We’ve done a lot of testing with various coffee roasters over the years. What we’ve learned is coffee roasting machines can create variability in taste. The more control the Roastmaster has over airflow, fuel output, and the ability to cool down, the more taste variation they can create. 

We have two production coffee roasters, both are Italian built solid drum roasters heated using natural gas. We’ve modified the gas burners to give us the ability to apply lots of heat fast. We also added variable speed exhaust fans so we can create high levels of airflow. The stout drums are made of solid metal, giving us an abundance of radiant heat. So, we added a variable speed motor to our drum drive, allowing us to change drum speeds to create more radiant heat efficiently. We use our gas output to create horsepower, our exhaust to create convection, and our drum to create radiant heat. We can do just about anything with these machines that most other coffee roasters can do. We did this because we learned how to manage these key elements through practicing on our roaster, cupping, experimentation, and many years being involved in learning roasting and heat transfer. 

  • We roast our coffees through understanding the concept of roasting and the craft, science, and creativity that comes with this. 

  • We use sight, sound, and smell as our gauges, allowing us to adjust to ambient conditions using human senses.

  • We dry roast, using ambient air to cool our coffee, helping to preserve freshness by limiting moisture in our roasts.

  • We place a concerted effort into having little or no roasted inventory, allowing us to offer our customers the freshest product possible.

  • We are constantly adjusting our Journeyman roasting program to maintain a high level of experience through engagement with the Specialty Coffee Association. 

  • We are committed to holding a close relationship with the Roasters Guild by having a high level of involvement, which helps us have a continuous revolving connection to new roasting ideas and innovative tools.

Fresh Green Coffee/Fresh Roasted Coffee

Just to be clear, we place the challenge of delivering freshly roasted coffee to our customers as part of our roasting philosophy. Why? Because specialty coffee is a special experience. Part of what makes our coffee specialty is how we expedite our roasted coffee to our customers. Fresh goes hand in hand with the word “specialty.”

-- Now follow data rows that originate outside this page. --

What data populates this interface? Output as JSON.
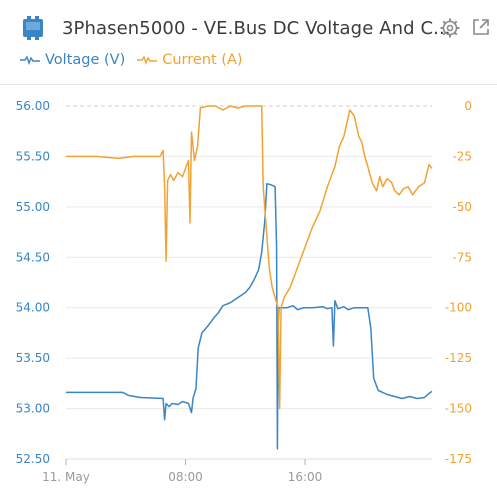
{
  "header": {
    "title": "3Phasen5000 - VE.Bus DC Voltage And C...",
    "device_icon": "device-icon",
    "settings_icon": "gear-icon",
    "popout_icon": "popout-icon"
  },
  "legend": {
    "voltage_label": "Voltage (V)",
    "current_label": "Current (A)"
  },
  "colors": {
    "voltage": "#3a85c6",
    "current": "#f2a232",
    "left_axis_text": "#3a85c6",
    "right_axis_text": "#f2a232",
    "x_axis_text": "#9a9a9a",
    "grid": "#e9e9e9",
    "title": "#3b3b3b",
    "icon": "#3a85c6"
  },
  "chart_data": {
    "type": "line",
    "title": "",
    "xlabel": "",
    "x_ticks": [
      "11. May",
      "08:00",
      "16:00"
    ],
    "x_tick_hours": [
      0,
      8,
      16
    ],
    "xlim_hours": [
      0,
      24.5
    ],
    "y_left": {
      "label": "Voltage (V)",
      "range": [
        52.5,
        56.0
      ],
      "ticks": [
        "56.00",
        "55.50",
        "55.00",
        "54.50",
        "54.00",
        "53.50",
        "53.00",
        "52.50"
      ],
      "tick_values": [
        56.0,
        55.5,
        55.0,
        54.5,
        54.0,
        53.5,
        53.0,
        52.5
      ]
    },
    "y_right": {
      "label": "Current (A)",
      "range": [
        -175,
        0
      ],
      "ticks": [
        "0",
        "-25",
        "-50",
        "-75",
        "-100",
        "-125",
        "-150",
        "-175"
      ],
      "tick_values": [
        0,
        -25,
        -50,
        -75,
        -100,
        -125,
        -150,
        -175
      ]
    },
    "series": [
      {
        "name": "Voltage (V)",
        "axis": "left",
        "points": [
          [
            0,
            53.16
          ],
          [
            2,
            53.16
          ],
          [
            3.8,
            53.16
          ],
          [
            4.2,
            53.13
          ],
          [
            5,
            53.11
          ],
          [
            6.5,
            53.1
          ],
          [
            6.6,
            52.89
          ],
          [
            6.7,
            53.05
          ],
          [
            6.9,
            53.02
          ],
          [
            7.1,
            53.05
          ],
          [
            7.5,
            53.04
          ],
          [
            7.8,
            53.07
          ],
          [
            8.2,
            53.05
          ],
          [
            8.4,
            52.96
          ],
          [
            8.5,
            53.1
          ],
          [
            8.7,
            53.2
          ],
          [
            8.85,
            53.6
          ],
          [
            9.1,
            53.75
          ],
          [
            9.5,
            53.82
          ],
          [
            9.9,
            53.9
          ],
          [
            10.2,
            53.95
          ],
          [
            10.5,
            54.02
          ],
          [
            11.0,
            54.05
          ],
          [
            11.5,
            54.1
          ],
          [
            12.0,
            54.15
          ],
          [
            12.3,
            54.2
          ],
          [
            12.6,
            54.28
          ],
          [
            12.9,
            54.38
          ],
          [
            13.1,
            54.55
          ],
          [
            13.3,
            54.85
          ],
          [
            13.45,
            55.23
          ],
          [
            13.7,
            55.22
          ],
          [
            14.0,
            55.2
          ],
          [
            14.1,
            54.6
          ],
          [
            14.15,
            52.6
          ],
          [
            14.2,
            53.8
          ],
          [
            14.25,
            54.0
          ],
          [
            14.8,
            54.0
          ],
          [
            15.2,
            54.02
          ],
          [
            15.5,
            53.98
          ],
          [
            15.9,
            54.0
          ],
          [
            16.5,
            54.0
          ],
          [
            17.2,
            54.01
          ],
          [
            17.5,
            53.99
          ],
          [
            17.8,
            54.0
          ],
          [
            17.9,
            53.62
          ],
          [
            18.0,
            54.07
          ],
          [
            18.2,
            53.99
          ],
          [
            18.6,
            54.01
          ],
          [
            18.9,
            53.98
          ],
          [
            19.3,
            54.0
          ],
          [
            20.2,
            54.0
          ],
          [
            20.4,
            53.8
          ],
          [
            20.6,
            53.3
          ],
          [
            20.9,
            53.18
          ],
          [
            21.5,
            53.14
          ],
          [
            22.5,
            53.1
          ],
          [
            23.0,
            53.12
          ],
          [
            23.5,
            53.1
          ],
          [
            24.0,
            53.11
          ],
          [
            24.3,
            53.15
          ],
          [
            24.5,
            53.17
          ]
        ]
      },
      {
        "name": "Current (A)",
        "axis": "right",
        "points": [
          [
            0,
            -25
          ],
          [
            2,
            -25
          ],
          [
            3.5,
            -26
          ],
          [
            4.5,
            -25
          ],
          [
            6.3,
            -25
          ],
          [
            6.5,
            -22
          ],
          [
            6.6,
            -40
          ],
          [
            6.7,
            -77
          ],
          [
            6.8,
            -37
          ],
          [
            7.0,
            -34
          ],
          [
            7.2,
            -37
          ],
          [
            7.5,
            -33
          ],
          [
            7.8,
            -35
          ],
          [
            8.0,
            -31
          ],
          [
            8.2,
            -27
          ],
          [
            8.3,
            -58
          ],
          [
            8.4,
            -13
          ],
          [
            8.6,
            -27
          ],
          [
            8.8,
            -20
          ],
          [
            9.0,
            -1
          ],
          [
            9.5,
            0
          ],
          [
            10,
            0
          ],
          [
            10.5,
            -2
          ],
          [
            11,
            0
          ],
          [
            11.5,
            -1
          ],
          [
            12,
            0
          ],
          [
            12.5,
            0
          ],
          [
            13.1,
            0
          ],
          [
            13.2,
            -40
          ],
          [
            13.4,
            -60
          ],
          [
            13.6,
            -80
          ],
          [
            13.8,
            -90
          ],
          [
            14.0,
            -95
          ],
          [
            14.2,
            -100
          ],
          [
            14.3,
            -150
          ],
          [
            14.4,
            -100
          ],
          [
            14.6,
            -95
          ],
          [
            15.0,
            -90
          ],
          [
            15.5,
            -80
          ],
          [
            16.0,
            -70
          ],
          [
            16.5,
            -60
          ],
          [
            17.0,
            -52
          ],
          [
            17.5,
            -40
          ],
          [
            18.0,
            -30
          ],
          [
            18.3,
            -20
          ],
          [
            18.6,
            -15
          ],
          [
            19.0,
            -2
          ],
          [
            19.3,
            -5
          ],
          [
            19.6,
            -15
          ],
          [
            19.8,
            -18
          ],
          [
            20.0,
            -25
          ],
          [
            20.2,
            -30
          ],
          [
            20.5,
            -38
          ],
          [
            20.8,
            -42
          ],
          [
            21.0,
            -35
          ],
          [
            21.2,
            -40
          ],
          [
            21.5,
            -36
          ],
          [
            21.8,
            -38
          ],
          [
            22.0,
            -42
          ],
          [
            22.3,
            -44
          ],
          [
            22.6,
            -41
          ],
          [
            22.9,
            -40
          ],
          [
            23.2,
            -44
          ],
          [
            23.6,
            -40
          ],
          [
            24.0,
            -38
          ],
          [
            24.3,
            -29
          ],
          [
            24.5,
            -31
          ]
        ]
      }
    ],
    "grid": true
  }
}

So, let’s talk about this for a minute! Fresh, meaning: we place a sizeable focus around expediting shipping of our raw coffees after harvest, and minimizing time after roasting, to offer the freshest coffee experience! We do this because the impact of age after harvest and age after roasting is not fully realized by many consumers. The historical lack of this focus from coffee manufacturers is reflected in roasted products on retail store shelves where consumers often have never had the luxury of experiencing true freshness. Thus, very few consumers know what fresh tasting coffee really tastes like. The focus of freshness lives in our green buying and roasting philosophy. Both of these very important points must work together to protect our investments and foster a specialty nature. 

As mentioned in our green buying philosophy, coffee is a fruit. And fruits are supposed to be sweet. The sweeter they are, the more people tend to like them. Even in heavy bodied coffees a recognizable sweet fruit acidity exists, while at the same time, a heavier viscous body also exists. Our job is to buy green coffee and roast it to protect our investment in said coffees. If we paid for an excellent tartaric wine like acidity, we are going to roast that coffee to preserve this character. Contrary, if we bought a coffee based on its viscous body and subtler, but clean acidity, we will roast this to embellish that body while maintaining the sweetness of the fruit. 

We use the controls and airflows of our roaster to embellish acidity by speeding up profiles. We also use these variables to embellish viscous body and an aroma roasting damper to increase aroma in roasted beans. Our roast profiles vary from one coffee to the next because we adjust them to fit our green coffee’s style of acidic, sweet, heavy body, and depth. We embrace a general S curve profile known in the coffee industry. Where the S starts, when the curves in the S happen, and where it ends is where our focus is. Our profiles are intended to offer a map of how we reached the ending roast times and darkness of a roast. We record progress of our profiles on every batch and make manual adjustments to the equipment to follow the map. We realize our success by experimentation through cupping our coffees. 

We focus on consistency only in that our coffees will always be very good. Our blends were designed to have relatively consistent taste profiles. However, because coffee is an agricultural product, we expect and embrace variation in our single origins. Our coffees may not always taste the same from one period to the next, but they will always be clean, sweet, and fresh, just as you would expect from something special!